The reason: Text generation applications such as ChatGPT or image generation applications such as MidJourney consume information faster than we can produce it. As a result, “high-quality” content that could be used to feed them will be discovered in 2026, according to a brief assessment produced in October by observers group from the artificial intelligence landscape.
In other words, the content that ChatGPT can produce may not cost much, but the content produced by humans is very expensive. The authors of this review take great care to highlight “qualitative” content, including books, scholarly research, and computer code. “It is economically costly to produce,” sums up one of these researchers, Pablo Villalobos.

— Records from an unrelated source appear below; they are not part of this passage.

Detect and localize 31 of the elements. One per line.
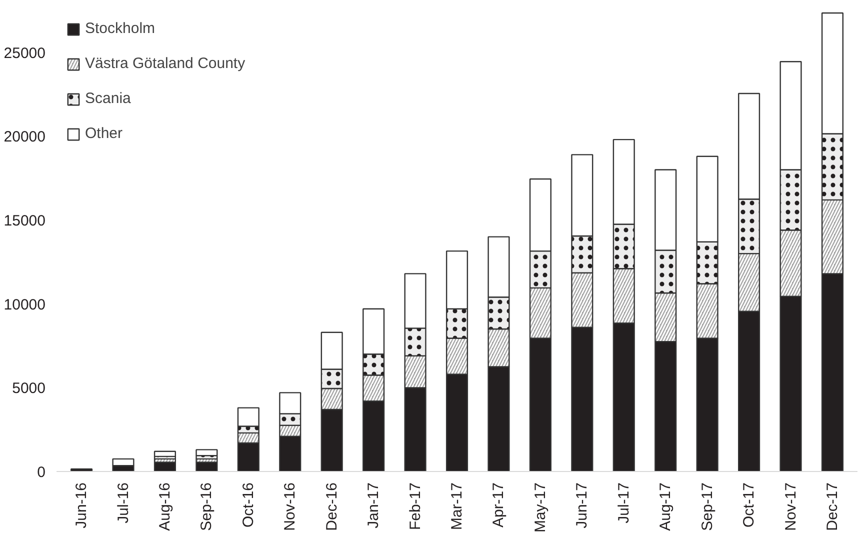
y-tick-label: 15000 xyxy=(4,212,46,230)
x-tick-label: Mar-17 xyxy=(448,482,466,530)
x-tick-label: Nov-16 xyxy=(282,482,299,531)
y-tick-label: 5000 xyxy=(12,380,46,398)
bar xyxy=(154,450,176,458)
x-tick-label: Dec-16 xyxy=(323,482,340,531)
x-tick-label: Feb-17 xyxy=(406,482,424,530)
x-tick-label: Jan-17 xyxy=(365,482,382,528)
x-tick-label: Apr-17 xyxy=(490,482,508,528)
y-tick-label: 0 xyxy=(37,464,46,481)
x-tick-label: Nov-17 xyxy=(782,482,800,531)
x-tick-label: Dec-17 xyxy=(824,482,841,531)
x-tick-label: Aug-17 xyxy=(657,482,674,531)
legend-label: Scania xyxy=(85,90,131,107)
legend-label: Stockholm xyxy=(85,20,156,37)
x-tick-label: Oct-16 xyxy=(240,482,257,528)
y-tick-label: 10000 xyxy=(4,296,46,314)
legend-label: Västra Götaland County xyxy=(85,55,246,72)
x-tick-label: Aug-16 xyxy=(156,482,174,531)
x-tick-label: May-17 xyxy=(532,482,549,533)
bar xyxy=(196,449,218,456)
x-tick-label: Jun-16 xyxy=(73,482,90,528)
x-tick-label: Jul-16 xyxy=(114,482,132,524)
y-tick-label: 20000 xyxy=(4,128,46,146)
x-tick-label: Jul-17 xyxy=(615,482,632,524)
x-tick-label: Oct-17 xyxy=(740,482,758,528)
x-tick-label: Jun-17 xyxy=(574,482,591,528)
x-tick-label: Sep-16 xyxy=(198,482,216,531)
legend-label: Other xyxy=(85,125,123,142)
x-tick-label: Sep-17 xyxy=(698,482,716,531)
y-tick-label: 25000 xyxy=(4,44,46,62)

Of course, there is also lower quality production, from YouTube videos to texts of all kinds circulating in the public space: the total amount of this other bit of information is difficult to measure, so that “the wall may not be reached” before 2050. But the designers of the artificial intelligence that It is relied upon to provide reliable information that they may be reluctant to leave shrouded in less content.

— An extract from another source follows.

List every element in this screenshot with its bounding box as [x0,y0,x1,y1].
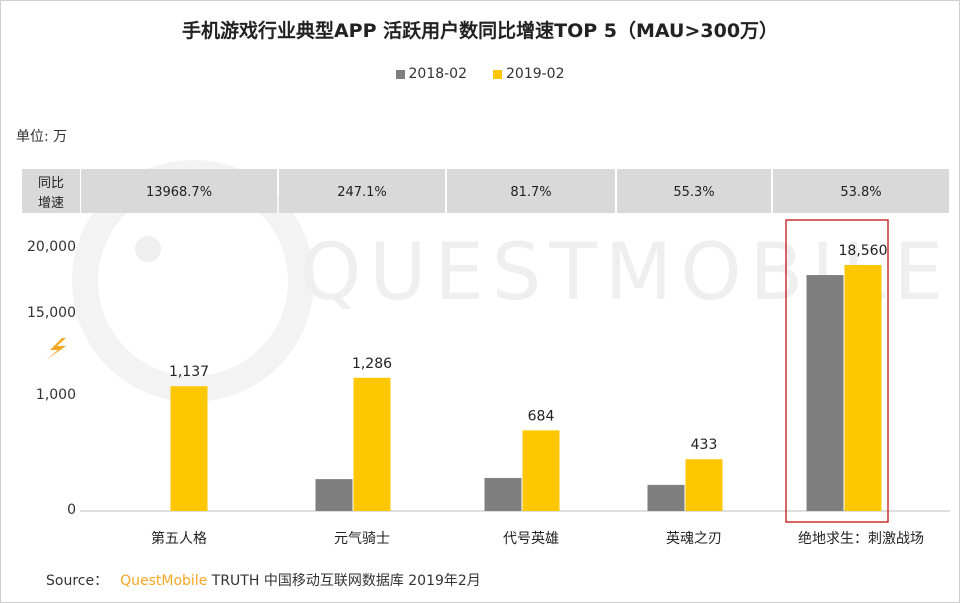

So far, these researchers wrote in their article Published in October on the pre-release ArXiv server, the data content used to feed this type of AI has grown by about 50% annually, while the so-called “quality” content available has only increased by 7% annually. Hence the wall of 2026.

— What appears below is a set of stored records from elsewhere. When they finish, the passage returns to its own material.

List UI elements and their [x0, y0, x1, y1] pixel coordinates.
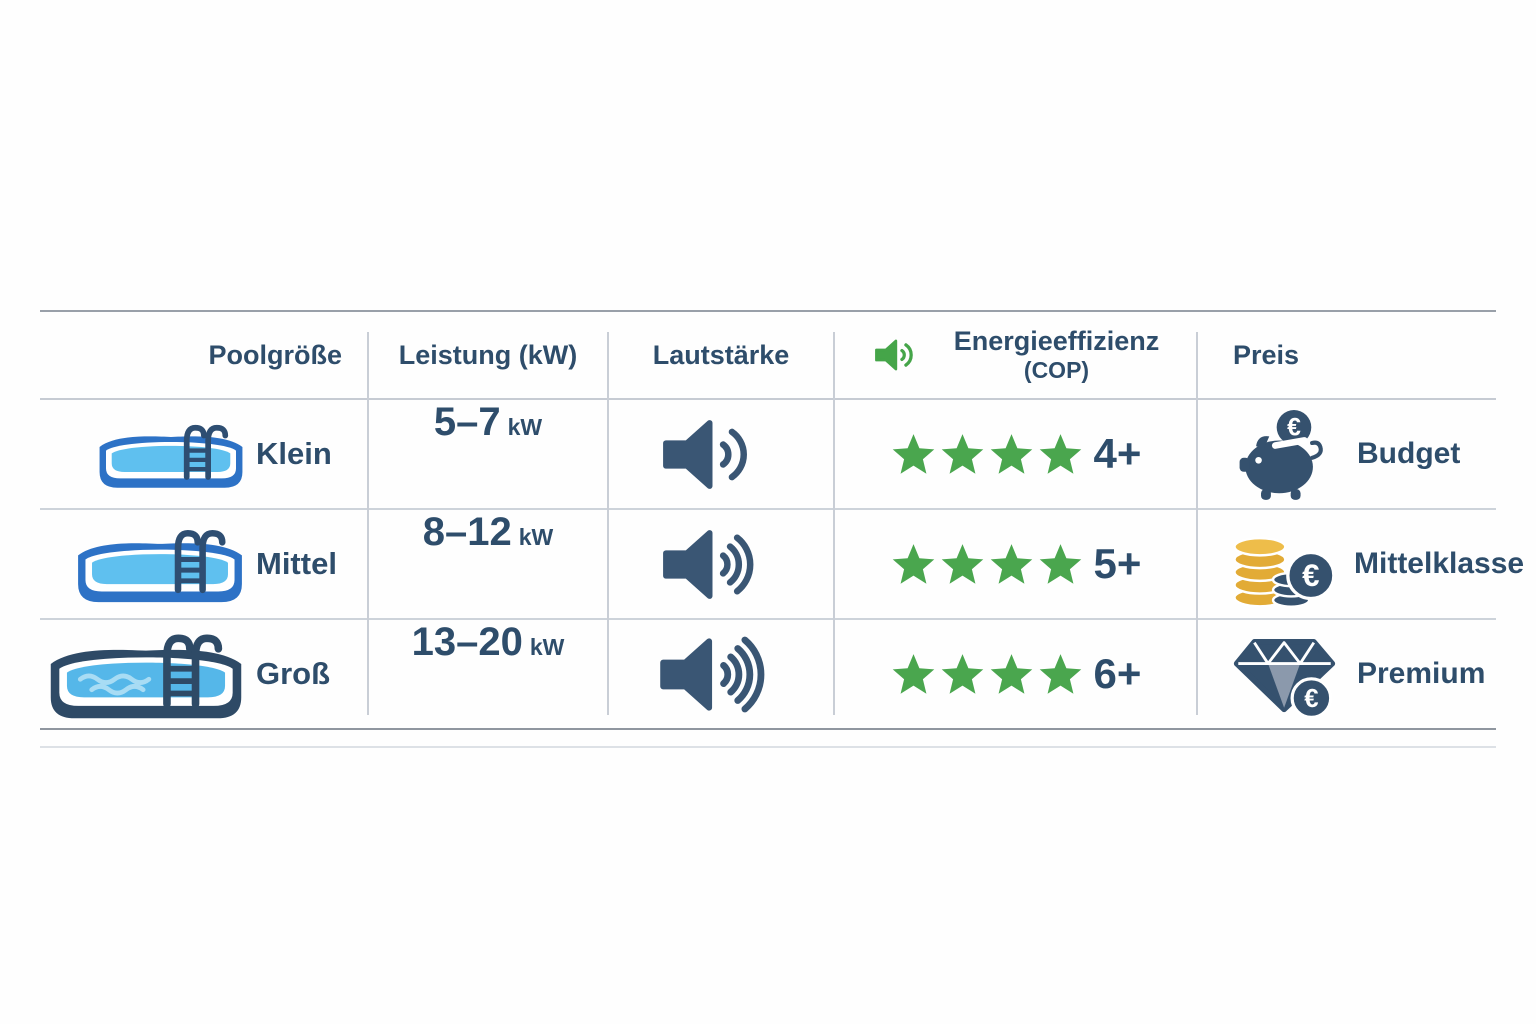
diamond-euro-icon: € [1233, 639, 1335, 719]
cell-power-klein: 5–7 kW [368, 400, 608, 508]
cell-noise-mittel [608, 510, 834, 618]
star-icon [941, 433, 983, 474]
star-icon [990, 433, 1032, 474]
star-icon [892, 433, 934, 474]
price-tier-label: Budget [1357, 437, 1461, 470]
price-tier-label: Mittelklasse [1354, 547, 1525, 580]
pool-size-label: Mittel [256, 546, 337, 581]
cell-pool-size-klein: Klein [40, 400, 368, 508]
header-cell-price: Preis [1197, 312, 1496, 398]
cell-efficiency-klein: 4+ [834, 400, 1197, 508]
cell-price-mittel: € Mittelklasse [1197, 510, 1524, 618]
star-icon [892, 543, 934, 584]
piggy-bank-euro-icon: € [1239, 409, 1323, 500]
euro-symbol: € [1287, 414, 1301, 441]
cell-pool-size-gross: Groß [40, 620, 368, 728]
coins-euro-icon: € [1233, 536, 1336, 608]
star-icon [990, 543, 1032, 584]
star-icon [941, 653, 983, 694]
cell-noise-klein [608, 400, 834, 508]
star-icon [1039, 433, 1081, 474]
comparison-table: Poolgröße Leistung (kW) Lautstärke Energ… [40, 310, 1524, 748]
euro-symbol: € [1304, 685, 1318, 713]
cop-value: 4+ [1093, 430, 1142, 477]
power-unit: kW [529, 634, 565, 660]
star-rating [890, 541, 1084, 588]
table-header-row: Poolgröße Leistung (kW) Lautstärke Energ… [40, 312, 1496, 400]
header-label-power: Leistung (kW) [398, 339, 578, 370]
table-row-gross: Groß 13–20 kW [40, 620, 1496, 730]
cop-value: 5+ [1093, 540, 1142, 587]
pool-medium-icon [78, 530, 242, 603]
cop-value: 6+ [1093, 650, 1142, 697]
speaker-4-waves-icon [660, 636, 765, 712]
speaker-2-waves-icon [663, 419, 747, 489]
cell-noise-gross [608, 620, 834, 728]
table-row-mittel: Mittel 8–12 kW [40, 510, 1524, 620]
star-icon [1039, 543, 1081, 584]
cell-power-gross: 13–20 kW [368, 620, 608, 728]
header-cell-pool-size: Poolgröße [40, 312, 368, 398]
pool-size-label: Klein [256, 436, 332, 471]
header-label-efficiency: Energieeffizienz [953, 326, 1160, 357]
cell-price-gross: € Premium [1197, 620, 1496, 728]
header-cell-noise: Lautstärke [608, 312, 834, 398]
cell-power-mittel: 8–12 kW [368, 510, 608, 618]
header-label-efficiency-sub: (COP) [1023, 357, 1090, 384]
header-label-price: Preis [1233, 339, 1300, 370]
pool-size-label: Groß [256, 656, 331, 691]
power-unit: kW [518, 524, 554, 550]
pool-large-icon [50, 634, 242, 719]
star-icon [941, 543, 983, 584]
speaker-3-waves-icon [663, 529, 754, 599]
column-divider [607, 332, 609, 715]
power-range: 13–20 [411, 620, 523, 664]
power-unit: kW [507, 414, 543, 440]
star-icon [892, 653, 934, 694]
speaker-green-icon [874, 339, 913, 371]
star-icon [990, 653, 1032, 694]
header-label-noise: Lautstärke [652, 339, 790, 370]
column-divider [1196, 332, 1198, 715]
pool-small-icon [99, 424, 243, 488]
header-label-pool-size: Poolgröße [208, 339, 343, 370]
table-row-klein: Klein 5–7 kW 4+ [40, 400, 1496, 510]
cell-price-klein: € Budget [1197, 400, 1496, 508]
star-rating [890, 651, 1084, 698]
column-divider [833, 332, 835, 715]
star-icon [1039, 653, 1081, 694]
cell-efficiency-gross: 6+ [834, 620, 1197, 728]
header-cell-efficiency: Energieeffizienz (COP) [834, 312, 1197, 398]
power-range: 5–7 [433, 400, 501, 444]
column-divider [367, 332, 369, 715]
header-cell-power: Leistung (kW) [368, 312, 608, 398]
price-tier-label: Premium [1357, 657, 1486, 690]
bottom-faint-rule [40, 746, 1496, 748]
power-range: 8–12 [422, 510, 512, 554]
star-rating [890, 431, 1084, 478]
cell-efficiency-mittel: 5+ [834, 510, 1197, 618]
cell-pool-size-mittel: Mittel [40, 510, 368, 618]
euro-symbol: € [1302, 558, 1319, 593]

However, in the language of these researchers, this AI is essentially an application that learns to speak, and so the quality of the “language data” may not matter as much as the amount of data used to train it. If so, Villalobos speculatesthe depletion of texts produced by humans can be compensated for by texts … by artificial intelligence.
“Music guru. Incurable web practitioner. Thinker. Lifelong zombie junkie. Tv buff. Typical organizer. Evil beer scholar.”